Example: You might submit a 4.5 page Word document that is consists of the title page, 3 pages of text/graphs and half page of references.
(Optional) You may include up to 5 additional pages of information about your project in an appendix (as part of the single uploaded file),this could include secondary analysis results that didn’t fit, figures to check your model assumptions, descriptive statistics / figures, extra charts/tables, etc. The optional appendix may be reviewed, but you should not plan on it. Your material in the 3 page report should be self-contained; no information deemed critical to the evaluation of your project should be included in the Appendix.
Your report should be submitted via email as an R Markdown (.Rmd) file and the corresponding rendered output (.pdf) file.
Content
You should not need to present all of the R code that you wrote throughout the process of working on this project. Rather, the technical report should contain the minimal set of R code that is necessary to understand your results and findings in full. If you make a claim, it must be justified by explicit calculation. A knowledgeable reviewer should be able to compile your .Rmd file without modification, and verify every statement that you have made. All of the R code necessary to produce your figures and tables must appear in the technical report. In short, the technical report should enable a reviewer to reproduce your work in full.
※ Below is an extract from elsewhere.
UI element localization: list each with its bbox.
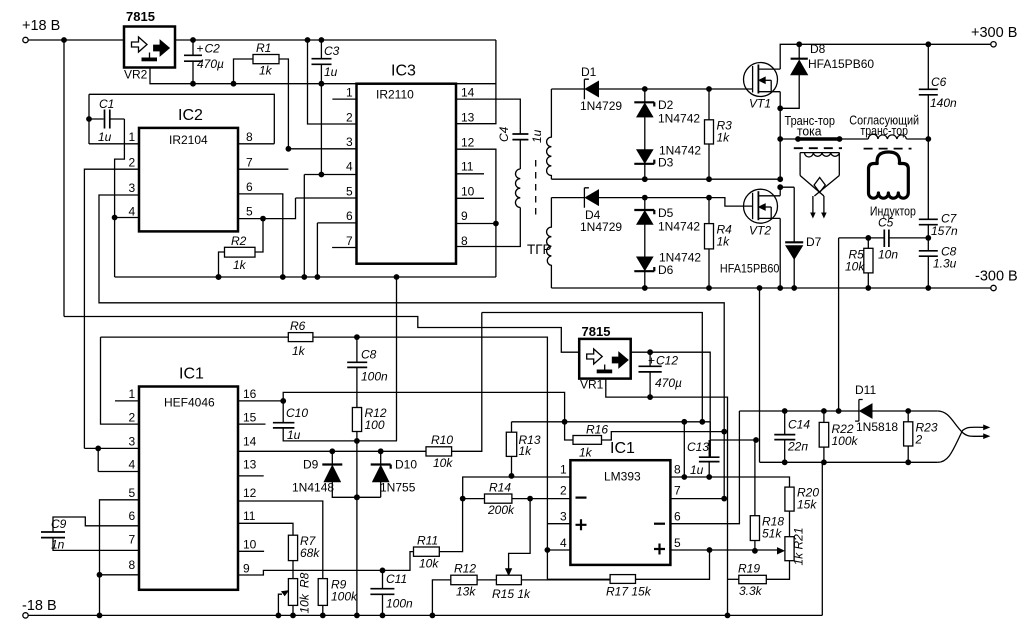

The technical report is not simply a dump of all the R code you wrote during this project. Rather, it is a narrative, with technical details, that describes how you addressed your research question. You should not present tables or figures without a written explanation of the information that is supposed to be conveyed by that table or figure.
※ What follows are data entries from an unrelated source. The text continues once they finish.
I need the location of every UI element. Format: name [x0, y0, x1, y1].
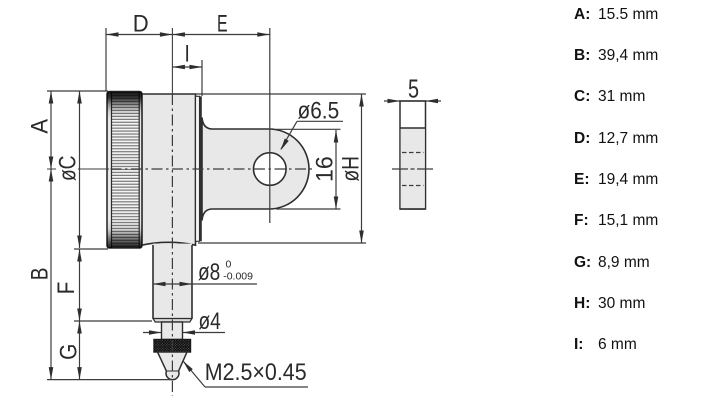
o6.5 leader arrow [279, 139, 289, 152]
dim I line [172, 66, 202, 68]
svg-text:E: E [217, 10, 228, 37]
ext 16 top [276, 128, 341, 130]
D arrows [106, 32, 119, 37]
16 arrows [334, 130, 339, 143]
ext line bezel bottom [74, 248, 108, 250]
legend [574, 0, 704, 1]
E arrows [172, 32, 185, 37]
svg-text:A: A [25, 118, 52, 133]
svg-text:-0.009: -0.009 [223, 271, 253, 283]
F arrows [77, 249, 82, 262]
stem chamfer [153, 319, 192, 323]
contact ball tip joint line [166, 370, 178, 372]
5 arrows (outside pointing in) [388, 99, 401, 104]
ext oH bottom [198, 242, 366, 244]
dim B line [50, 169, 52, 380]
svg-text:5: 5 [408, 74, 419, 103]
hidden hole lines [402, 152, 424, 154]
ext line I right / flange face [201, 60, 203, 96]
contact point cone [158, 352, 188, 380]
C arrows [77, 91, 82, 104]
svg-text:ø4: ø4 [199, 307, 221, 335]
ext line lug hole center [269, 28, 271, 223]
o6.5 leader [297, 120, 343, 122]
G arrows [77, 321, 82, 334]
side view centerline [392, 168, 434, 170]
ext oH top [196, 93, 366, 95]
lug hole o6.5 [253, 153, 286, 186]
dim o4 line right tail [183, 332, 226, 334]
o4 section [162, 322, 183, 340]
ext 16 bottom [276, 208, 341, 210]
horizontal centerline [47, 168, 109, 170]
dim C line [79, 91, 81, 248]
svg-text:D: D [133, 9, 149, 36]
svg-text:M2.5×0.45: M2.5×0.45 [205, 358, 307, 386]
svg-text:B: B [25, 267, 53, 280]
spindle stem o8 [153, 244, 192, 319]
dim o4 line left tail [143, 332, 162, 334]
dim o8 line [153, 283, 257, 285]
side view dim 5 line [384, 100, 441, 102]
oH arrows [359, 94, 364, 107]
dim E line [172, 34, 269, 36]
knurled bezel [107, 92, 142, 249]
dim G line [79, 321, 81, 380]
svg-text:0: 0 [226, 259, 232, 271]
ext line tip [47, 379, 172, 381]
svg-text:16: 16 [311, 156, 339, 182]
ext line stem bottom [74, 320, 152, 322]
lug plate [202, 118, 309, 221]
svg-text:øC: øC [53, 155, 81, 181]
svg-text:G: G [54, 344, 82, 360]
knurled nut [154, 340, 191, 353]
dim A line [50, 91, 52, 169]
flange dark band [200, 96, 202, 241]
svg-text:ø6.5: ø6.5 [298, 96, 340, 124]
ext line bezel left [105, 28, 107, 91]
vertical centerline of spindle [171, 28, 173, 94]
svg-text:ø8: ø8 [198, 258, 220, 286]
M2.5 leader arrow [181, 360, 193, 373]
dim F line [79, 249, 81, 321]
dim oH line [361, 94, 363, 243]
dim D line [106, 34, 172, 36]
o8 arrows [153, 282, 166, 287]
svg-text:øH: øH [336, 156, 364, 181]
M2.5 leader [184, 362, 206, 388]
dim 16 line [335, 130, 337, 209]
svg-text:I: I [185, 39, 190, 67]
B arrows [49, 169, 54, 182]
I arrows [172, 65, 185, 70]
label oC (rotated, white patch) [56, 150, 78, 187]
o4 arrows (outside pointing in) [149, 330, 162, 335]
body cylinder [142, 94, 196, 245]
A arrows [49, 91, 54, 104]
svg-text:F: F [52, 282, 79, 295]
top ext line y=91 [47, 90, 108, 92]
flange light strip [196, 96, 200, 241]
Keep in mind the distinction between data and information. Data is just numbers, whereas information is the result of analyzing that data and digesting it into meaningful ideas that human beings can understand. Your technical report should allow a reviewer to follow your steps from converting data into information. For example, simply displaying a table with the means and standard deviations of your variables is not meaningful. Writing a sentence that reiterates the content of the table (e.g. “the mean of variable xx was 34.5 and the standard deviation was 2.8…”) is equally meaningless. What you should strive to do is interpret these values in context (e.g. “although variables x1 and x2 have similar means, the spread of x1 is much larger, suggesting…”). Think of the text in the result section as a way to walk the reader through your tables / figures and to convey results that are important but not included in a table.
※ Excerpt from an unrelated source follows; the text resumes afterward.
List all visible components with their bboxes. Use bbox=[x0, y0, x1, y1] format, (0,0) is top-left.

You should present figures and tables in your technical report in context. These items should be understandable on their own – in the sense that they have understandable titles, axis labels, legends, and captions. Someone glancing through your technical report should be able to make sense of your figures and tables without having to read the entire report. That said, you should also include a discussion of what you want the reader to learn from your figures and tables. Use the stargazer
package and consider plotting your results in a figure.
Tone
This document should be written for peer reviewers, who comprehend statistics at least as well as you do. You should aim for a level of complexity that is more statistically sophisticated than an article in the Science section of The New York Times, but less sophisticated than an academic journal. [Chance magazine might provide a good example.] For example, you may use terms that that you will likely never see in the Times(e.g. bootstrap), but should not dwell on technical points with no obvious ramifications for the reader (e.g. reporting F-statistics). Your goal for this paper is to convince a statistically-minded reader (e.g. a student in this class, or a student from another school who has taken an introductory statistics class) that you have addressed an interesting research question in a meaningful way. Even a reader with no background in statistics should be able to read your paper and get the gist of it.